On the eve of the winter session, Prime Minister Narendra Modi on Wednesday reached out to opposition parties seeking their support to run Parliament smoothly, informing them in a rare move that he has asked the environment minister to brief them about what India’s stand is going to be at Paris climate change summit and that finance minister Arun Jaitley would hold discussions with them on the Goods and Services Tax Bill. The government also made it clear that it was agreeable for a discussion on the issue of “growing intolerance” but ruled out any House resolution condemning incidents of intolerance.
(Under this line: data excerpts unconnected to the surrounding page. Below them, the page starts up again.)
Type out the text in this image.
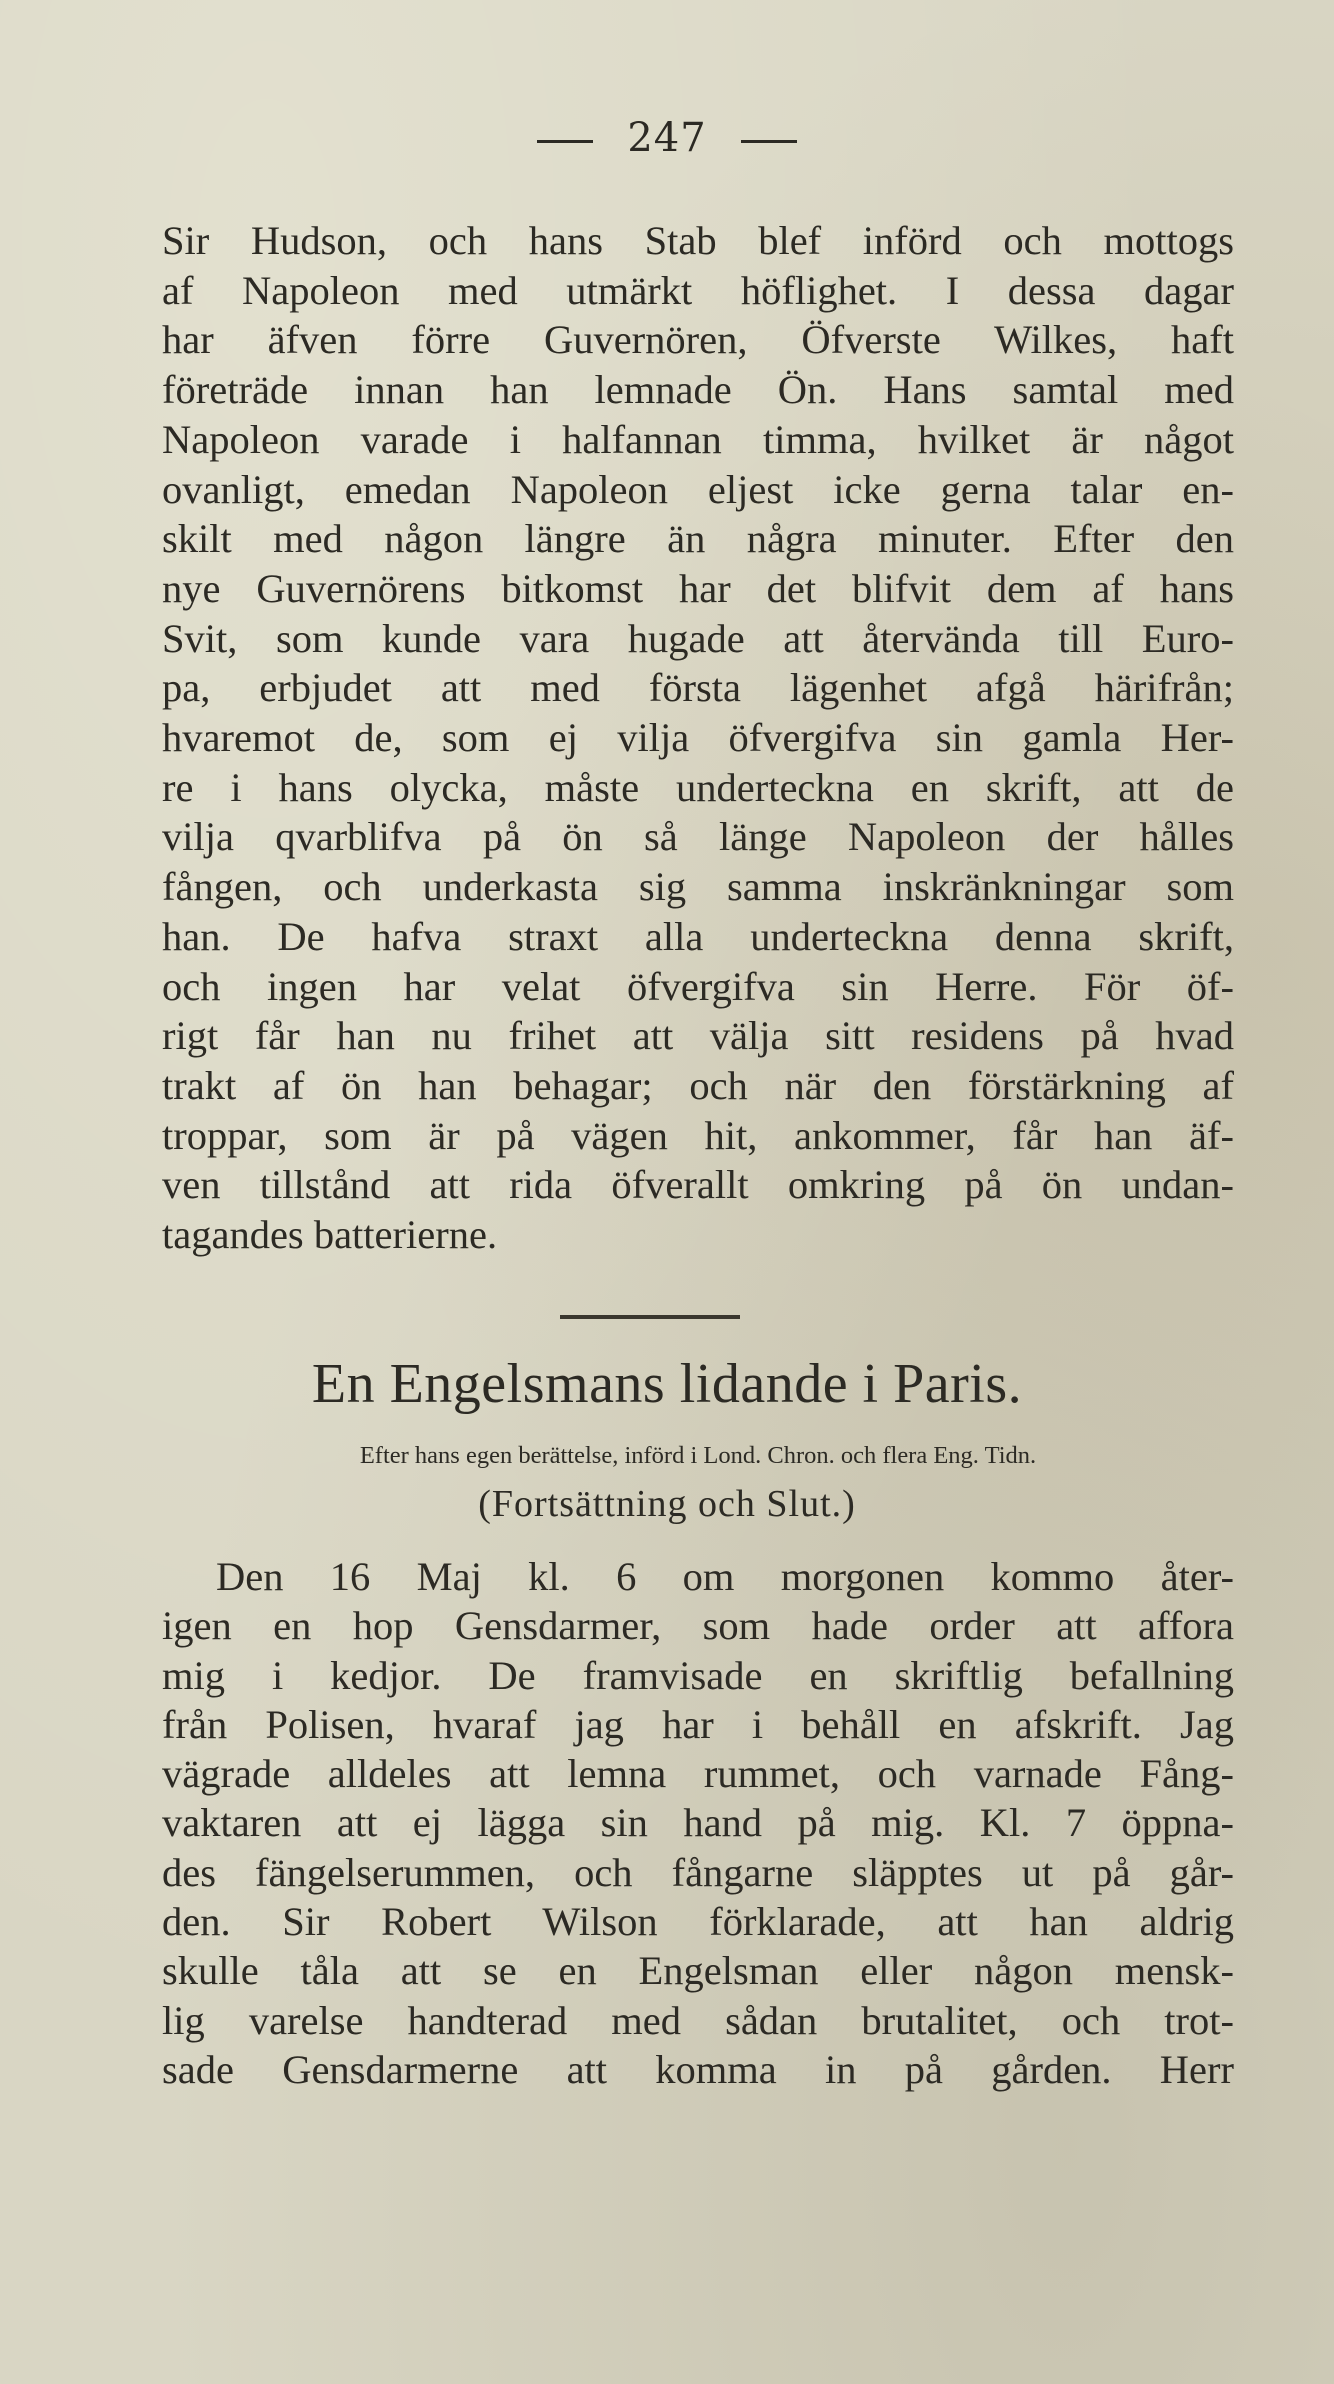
247
Sir Hudson, och hans Stab blef införd och mottogs
af Napoleon med utmärkt höflighet. I dessa dagar
har äfven förre Guvernören, Öfverste Wilkes, haft
företräde innan han lemnade Ön. Hans samtal med
Napoleon varade i halfannan timma, hvilket är något
ovanligt, emedan Napoleon eljest icke gerna talar en-
skilt med någon längre än några minuter. Efter den
nye Guvernörens bitkomst har det blifvit dem af hans
Svit, som kunde vara hugade att återvända till Euro-
pa, erbjudet att med första lägenhet afgå härifrån;
hvaremot de, som ej vilja öfvergifva sin gamla Her-
re i hans olycka, måste underteckna en skrift, att de
vilja qvarblifva på ön så länge Napoleon der hålles
fången, och underkasta sig samma inskränkningar som
han. De hafva straxt alla underteckna denna skrift,
och ingen har velat öfvergifva sin Herre. För öf-
rigt får han nu frihet att välja sitt residens på hvad
trakt af ön han behagar; och när den förstärkning af
troppar, som är på vägen hit, ankommer, får han äf-
ven tillstånd att rida öfverallt omkring på ön undan-
tagandes batterierne.
En Engelsmans lidande i Paris.
Efter hans egen berättelse, införd i Lond. Chron. och flera Eng. Tidn.
(Fortsättning och Slut.)
Den 16 Maj kl. 6 om morgonen kommo åter-
igen en hop Gensdarmer, som hade order att affora
mig i kedjor. De framvisade en skriftlig befallning
från Polisen, hvaraf jag har i behåll en afskrift. Jag
vägrade alldeles att lemna rummet, och varnade Fång-
vaktaren att ej lägga sin hand på mig. Kl. 7 öppna-
des fängelserummen, och fångarne släpptes ut på går-
den. Sir Robert Wilson förklarade, att han aldrig
skulle tåla att se en Engelsman eller någon mensk-
lig varelse handterad med sådan brutalitet, och trot-
sade Gensdarmerne att komma in på gården. Herr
Although the all-party meeting convened by the government — which Modi joined towards the end and which was attended by top leaders of the Opposition — was a “cordial” affair, knives will be out on the first day itself as the Congress and many of the opposition parties including the Left and JD(U) are gearing up to corner the government utilising the discussion on commitment to the Constitution to mark the 125th birth anniversary of BR Ambedkar.
In some relief for the government, the Congress, however, does not appear to be supporting the demand of the Left parties that Parliament should pass a resolution condemning the acts of intolerance. The Congress want a discussion and a reply from the prime minister on the issue.
As far as the GST Bill is concerned, the Congress said it was all for it and declared its willingness to talk to the government.
Parliamentary affairs minister Venkaiah Naidu said Arun Jaitley would speak to the Congress and other parties in the next couple of days to find a breakthrough. The Congress, significantly, has brought down its list of demands from eight to three. The Congress is in a spot as it cannot be seen as blocking a reform legislation that it had authored and at the same time climb down from its demands.
It wanted eight changes earlier and sources on Wednesday said the non-negotiables could be three — it wants an 18% cap on tax to be charged, scrapping of the proposal to levy an additional 1% tax and wants formation of a GST Disputes Settlement Authority specified in the Bill. “The Bill cannot be cannot be lopsided. It should be in the interest of all the three — industry, trade and consumers. The government will have to address our genuine and legitimate concerns,” Azad said.
Speaking to a TV channel, former finance minister P Chidambaram said that given the promise to give 100% compensation to states (for any revenue loss during the initial five years after GST is introduced), the rationale for the 1% extra tax no longer existed. (The Rajya Sabha select panel has recommended 100% compensation for five years and the government is believed to be ready to accept the proposal). The government had proposed the 1% tax as it was felt that the GST being a destination-based on consumption, it could boost the revenue of consumption states and hit the “manufacturing” states.
Modi asked all parties to “join together to have a fruitful and meaningful Parliament session as the people of the country are looking to Parliament for important legislations which will better their conditions”. Naidu said the “spirit of suggestions and discussions gave me certain hope that winter session will be productive”.
The winter session, which ends on December 23, will have 38 legislative items including seven new Bills for introduction during its 20 sittings spread across 28 days. The government treats 24 of these items as under the priority category, which include GST Bill, three Bills related to replacement of ordinances and the Real Estate Regulation Bill.